Middleton was close to missing the cutoff here — his January 2 birthday means that this will be his year 25 season, but he missed the official cutoff for this series by two days. The elder Middleton was drafted by the Los Angeles Kings in the seventh round of the 2014 draft, 210 overall.
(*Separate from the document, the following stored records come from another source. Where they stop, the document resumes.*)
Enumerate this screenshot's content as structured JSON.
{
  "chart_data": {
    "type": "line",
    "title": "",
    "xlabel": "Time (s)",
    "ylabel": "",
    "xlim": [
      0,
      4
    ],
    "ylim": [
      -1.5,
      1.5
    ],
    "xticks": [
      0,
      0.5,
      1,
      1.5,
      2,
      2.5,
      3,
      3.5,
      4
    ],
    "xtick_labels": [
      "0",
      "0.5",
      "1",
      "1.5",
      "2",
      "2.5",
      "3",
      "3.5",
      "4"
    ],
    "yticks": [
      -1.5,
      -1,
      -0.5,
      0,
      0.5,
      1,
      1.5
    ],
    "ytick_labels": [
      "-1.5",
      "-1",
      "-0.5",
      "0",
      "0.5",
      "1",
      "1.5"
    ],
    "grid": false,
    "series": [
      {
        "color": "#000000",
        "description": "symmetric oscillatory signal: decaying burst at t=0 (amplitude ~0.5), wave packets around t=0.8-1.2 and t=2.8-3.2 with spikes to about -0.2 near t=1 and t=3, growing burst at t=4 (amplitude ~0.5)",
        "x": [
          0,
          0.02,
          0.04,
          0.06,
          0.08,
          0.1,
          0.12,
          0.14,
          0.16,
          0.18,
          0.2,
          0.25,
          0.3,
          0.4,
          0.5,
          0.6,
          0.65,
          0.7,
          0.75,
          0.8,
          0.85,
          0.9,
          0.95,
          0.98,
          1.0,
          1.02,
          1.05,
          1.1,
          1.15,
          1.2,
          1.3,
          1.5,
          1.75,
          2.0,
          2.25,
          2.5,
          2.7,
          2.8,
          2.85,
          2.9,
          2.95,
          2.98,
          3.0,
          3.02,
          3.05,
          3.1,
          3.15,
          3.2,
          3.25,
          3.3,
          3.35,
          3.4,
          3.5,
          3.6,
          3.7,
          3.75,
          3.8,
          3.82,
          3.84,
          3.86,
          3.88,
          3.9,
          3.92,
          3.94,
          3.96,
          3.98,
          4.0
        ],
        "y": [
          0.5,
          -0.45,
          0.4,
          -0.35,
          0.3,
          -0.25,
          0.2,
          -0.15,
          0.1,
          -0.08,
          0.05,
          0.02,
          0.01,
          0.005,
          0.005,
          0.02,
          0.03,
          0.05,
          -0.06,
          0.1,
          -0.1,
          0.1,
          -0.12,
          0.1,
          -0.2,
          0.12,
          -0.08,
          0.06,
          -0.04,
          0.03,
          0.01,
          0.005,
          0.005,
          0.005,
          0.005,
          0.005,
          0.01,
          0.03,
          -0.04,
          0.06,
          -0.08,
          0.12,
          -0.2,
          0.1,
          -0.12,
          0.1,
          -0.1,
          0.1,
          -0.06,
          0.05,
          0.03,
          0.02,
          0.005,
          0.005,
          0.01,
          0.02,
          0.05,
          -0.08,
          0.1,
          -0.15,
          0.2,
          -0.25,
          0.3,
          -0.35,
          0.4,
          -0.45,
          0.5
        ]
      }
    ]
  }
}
With just 13 NHL games under his belt, Middleton hasn’t quite impressed at the NHL level yet, but still managed to fill in admirably during call ups. His impact on the scoresheet isn’t huge, but he’s generally helpful on offense despite not having a particularly great shot of his own.

Maxim Letunov, C

Eliteprospects

2019-20 Team: San Jose Barracuda (AHL)
NHL Debut: 2019-20
Nationality: RUS
Age: 24 | Ht: 6-4 | Wt: 185 | Shoots: L

Maxim Letunov is an interesting prospect. Originally drafted in the second round (52 overall) by the St. Louis Blues in 2014, the Russian forward never signed with the team and his rights were traded to the Arizona Coyotes in exchange for Zbynek Michalek at half salary and a conditional third-round draft pick in 2015. His rights were traded again, this time in a swap of draft picks between the Sharks and Coyotes ahead of the 2016 Draft. After three years at the University of Connecticut, Letunov signed with the Sharks.

International prospects who chose the USHL and NCAA play are a little bit of a rarity in the league and it’s harder to evaluate their progress against prospects in the CHL path, though playing in the United States since 2012 has helped with the Russian center’s development. Letunov made a splash with his first NHL goal last season, and 40 points in 50 AHL games is certainly encouraging. This upcoming camp will be a big one for him, especially as the Sharks’ center depth will be tested.

Ryan Donato, C/LW

Eliteprospects

2019-20 Team: Minnesota Wild (NHL)
NHL Debut: 2017-18
Nationality: USA
Age: 24 | Ht: 6-0 | Wt: 181 | Shoots: L

At 24-years-old, Ryan Donato is a bit of journeyman already. He was drafted just a few selections after Letunov, going 56 overall in the 2014 Draft to the Boston Bruins. Donato battled his way through the ranks of high school hockey, named to the 2014-15 USHS All-USA Hockey First Team. He won a Bronze Medal with Team USA in the World Juniors Championship the following year, scoring three goals and one assist in seven games.

Taking the NCAA path allowed him a unique opportunity to become an Olympian in 2018, representing the United States as the NHL sat out the international tournament. There, Donato put up five goals and one assist in five games, tying with Kirill Kaprizov (OAR) and Ilya Kovalchuk (OAR) for the most goals scored by a single player that Olympics.

At the NHL level, he’s seen inconsistent ice time with the Bruins before getting traded to the Minnesota Wild in exchange for Charlie Coyle at the 2019 trade deadline. When Minnesota failed to utilize him, the Sharks picked him up at a bargain price in a trade. Donato is a natural goal-scorer who could be on the cusp of a break-out season.